La Corte era già stata investita della decisione nel 2022 (vedi pronuncia n°183/2022). Tuttavia in tale sede, la Consulta aveva considerato la questione inammissibile sollecitando però un pronto intervento del legislatore. Laddove la questione fosse stata nuovamente sollevata, la Corte sarebbe stata indotta a «provvedere direttamente. E’ stato irrilevante anche il referendum sul licenziamento nelle piccole imprese.
Da qui, il riconoscimento della fondatezza della questione e la dichiarazione di illegittimà costituzionale della norma che regola i licenziamenti nelle piccole imprese.
Secondo la Corte è costituzionalmente illegittima l’articolo 9, comma 1, del decreto legislativo numero 23 del 2015, là dove stabilisce che, nel caso di licenziamenti illegittimi intimati da un datore
di lavoro che non raggiunga i requisiti dimensionali di cui all’articolo 18, ottavo e nono comma, dello Statuto dei lavoratori (e cioè non occupi più di quindici lavoratori presso un’unità produttiva o nell’ambito di un Comune e comunque non occupi più di sessanta dipendenti), l’ammontare delle indennità risarcitorie «non può in ogni caso superare il limite di sei mensilità» dell’ultima retribuzione di riferimento per il calcolo del trattamento di fine rapporto per ogni anno di servizio.
I motivi della decisione
Secondo i Giudici, la previsione di un limite massimo nonchè del dimezzamento degli importi del risarcimento toglie qualsiasi autonomia al giudice chiamato a pronunciarsi sulla legittimità del licenziamento.
Infatti, la norma preclude l’applicazione di criteri di personalizzazione, adeguatezza e congruità del risarcimento del danno sofferto dal lavoratore illegittimamente licenziato, né assicurare la funzione deterrente della stessa indennità nei confronti del datore di lavoro.
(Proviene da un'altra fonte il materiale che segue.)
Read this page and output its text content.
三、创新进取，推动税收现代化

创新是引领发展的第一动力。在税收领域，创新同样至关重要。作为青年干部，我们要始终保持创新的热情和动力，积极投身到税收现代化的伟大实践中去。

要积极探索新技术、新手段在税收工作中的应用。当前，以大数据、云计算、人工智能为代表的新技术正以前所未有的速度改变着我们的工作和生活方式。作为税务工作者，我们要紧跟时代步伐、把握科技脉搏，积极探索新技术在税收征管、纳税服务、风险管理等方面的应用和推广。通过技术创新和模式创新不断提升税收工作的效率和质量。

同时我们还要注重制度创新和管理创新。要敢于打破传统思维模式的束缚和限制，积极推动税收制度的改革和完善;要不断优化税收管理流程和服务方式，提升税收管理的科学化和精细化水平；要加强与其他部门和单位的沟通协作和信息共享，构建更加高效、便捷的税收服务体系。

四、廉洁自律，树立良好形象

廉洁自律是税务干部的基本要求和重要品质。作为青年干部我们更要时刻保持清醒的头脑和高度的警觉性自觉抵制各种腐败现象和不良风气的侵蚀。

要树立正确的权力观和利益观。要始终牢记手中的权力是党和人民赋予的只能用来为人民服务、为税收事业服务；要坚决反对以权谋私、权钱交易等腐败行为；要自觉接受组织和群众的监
La Corte auspica anche un intervento del legislatore in materia di licenziamenti dei lavoratori impiegati presso imprese sotto-soglia, evidenziando come, sia nella normativa europea sia in quella nazionale — sebbene riferita ad ambiti diversi, come ad esempio le procedure concorsuali — il numero dei dipendenti non rappresenti l’unico parametro indicativo della capacità economica dell’impresa, né della sua idoneità a sostenere i costi derivanti da licenziamenti illegittimi.
Riassumendo.
- Con la sentenza n. 118/2025, la Corte Costituzionale ha dichiarato l’illegittimità dell’art. 9, comma 1, del d.lgs. n. 23/2015, nella parte in cui prevede che, in caso di licenziamento illegittimo da parte di datori di lavoro sotto-soglia (cioè con meno di 15 dipendenti per unità produttiva o meno di 60 complessivi), le indennità risarcitorie non possano in nessun caso superare le sei mensilità dell’ultima retribuzione utile ai fini del TFR per ogni anno di servizio.
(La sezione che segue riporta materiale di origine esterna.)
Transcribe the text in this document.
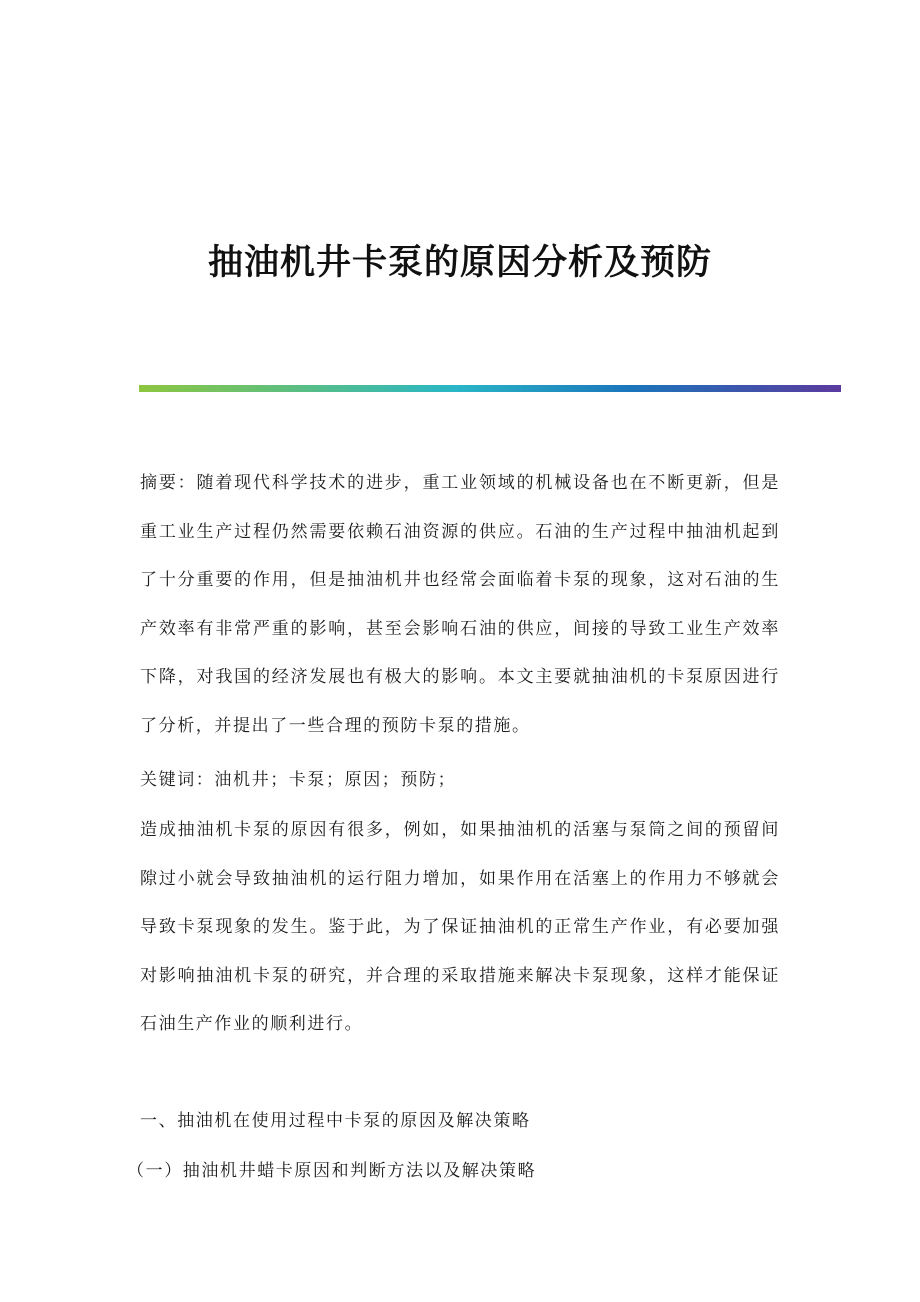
抽油机井卡泵的原因分析及预防

摘要：随着现代科学技术的进步，重工业领域的机械设备也在不断更新，但是重工业生产过程仍然需要依赖石油资源的供应。石油的生产过程中抽油机起到了十分重要的作用，但是抽油机井也经常会面临着卡泵的现象，这对石油的生产效率有非常严重的影响，甚至会影响石油的供应，间接的导致工业生产效率下降，对我国的经济发展也有极大的影响。本文主要就抽油机的卡泵原因进行了分析，并提出了一些合理的预防卡泵的措施。

关键词：油机井；卡泵；原因；预防；

造成抽油机卡泵的原因有很多，例如，如果抽油机的活塞与泵筒之间的预留间隙过小就会导致抽油机的运行阻力增加，如果作用在活塞上的作用力不够就会导致卡泵现象的发生。鉴于此，为了保证抽油机的正常生产作业，有必要加强对影响抽油机卡泵的研究，并合理的采取措施来解决卡泵现象，这样才能保证石油生产作业的顺利进行。

一、抽油机在使用过程中卡泵的原因及解决策略

（一）抽油机井蜡卡原因和判断方法以及解决策略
- Violazione del principio di uguaglianza. Il limite fisso e ridotto delle indennità ha prodotto, secondo la Corte, un’ingiustificata disparità di trattamento rispetto ai lavoratori di imprese sopra-soglia (più di 15 dipendenti), i quali possono ottenere: la reintegrazione nel posto di lavoro (in alcuni casi, come insussistenza del fatto o nullità del licenziamento); indennità più elevate, fino a 36 mensilità, con valutazione modulabile da parte del giudice.
- Tutela personalizzata impedita e giudice vincolato. La norma censurata preclude al giudice ogni margine di discrezionalità nella valutazione del danno, impedendo: la personalizzazione del risarcimento; la garanzia di adeguatezza e congruità; la funzione deterrente della sanzione. Essa disegna una tutela standardizzata e rigida, indipendentemente dalla gravità o natura del vizio del licenziamento.
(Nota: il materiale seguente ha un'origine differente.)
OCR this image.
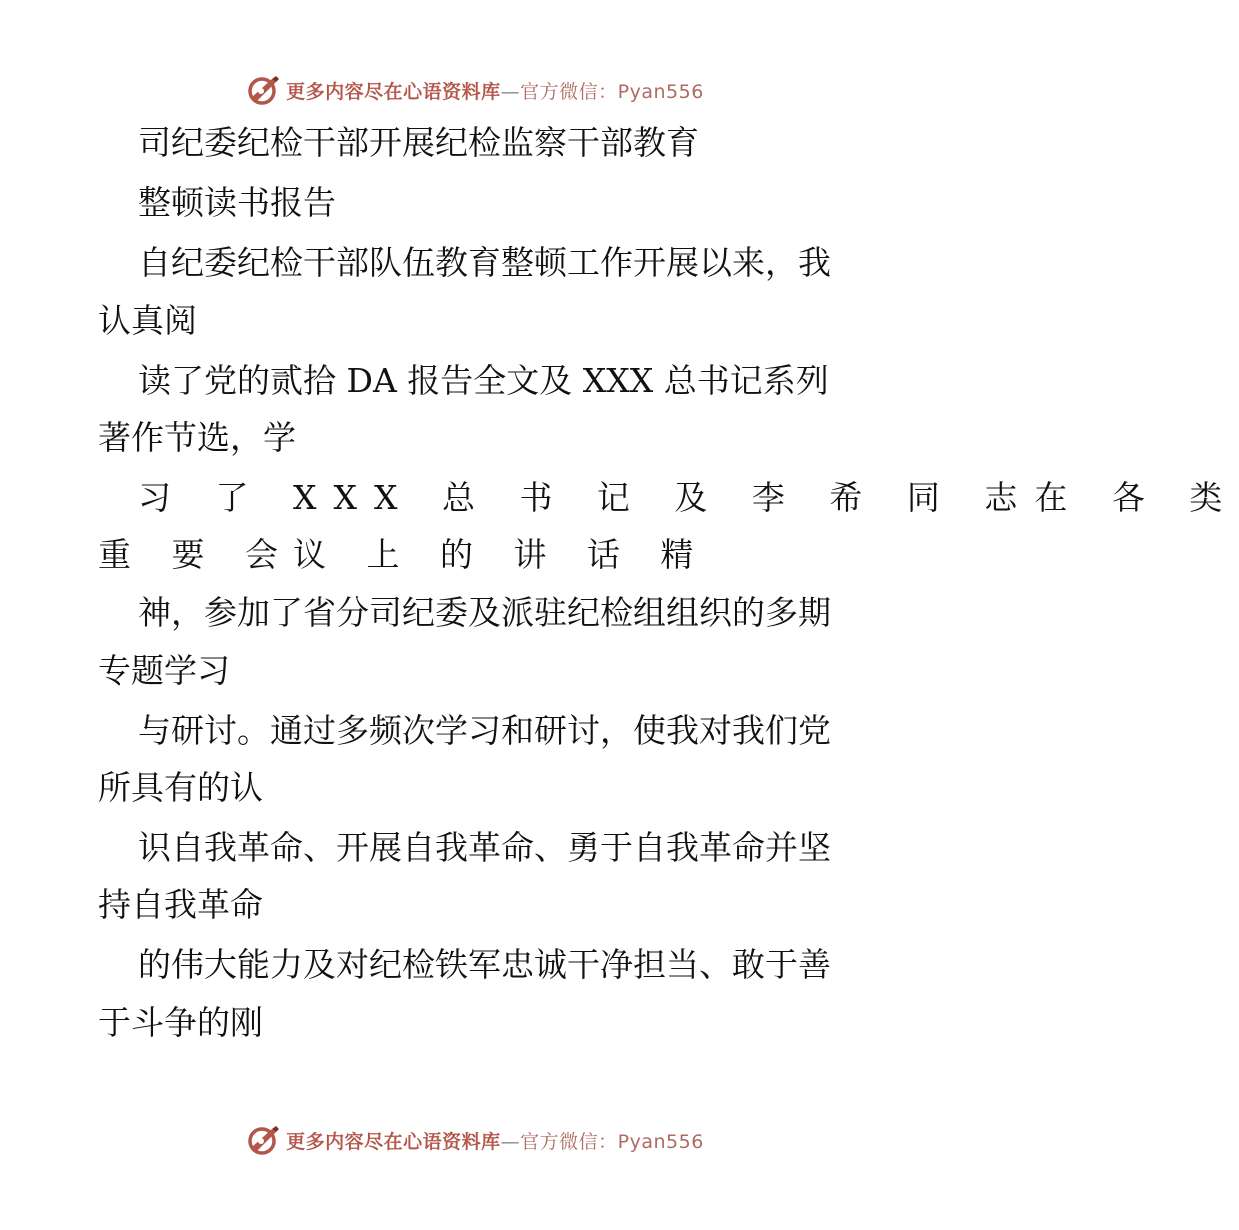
更多内容尽在心语资料库—官方微信：Pyan556
司纪委纪检干部开展纪检监察干部教育
整顿读书报告
自纪委纪检干部队伍教育整顿工作开展以来，我
认真阅
读了党的贰拾 DA 报告全文及 XXX 总书记系列
著作节选，学
习 了 XXX 总 书 记 及 李 希 同 志在 各 类
重 要 会议 上 的 讲 话 精
神，参加了省分司纪委及派驻纪检组组织的多期
专题学习
与研讨。通过多频次学习和研讨，使我对我们党
所具有的认
识自我革命、开展自我革命、勇于自我革命并坚
持自我革命
的伟大能力及对纪检铁军忠诚干净担当、敢于善
于斗争的刚
更多内容尽在心语资料库—官方微信：Pyan556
- Reintegrazione nei casi di nullità: la tutela reintegratoria non è del tutto esclusa per i lavoratori sotto-soglia. Infatti, anche per loro si applica la reintegrazione nei casi di licenziamento nullo, ad esempio: discriminatorio (art. 15 Stat. Lav.); ritorsivo o fondato su motivo illecito; intimato in forma orale.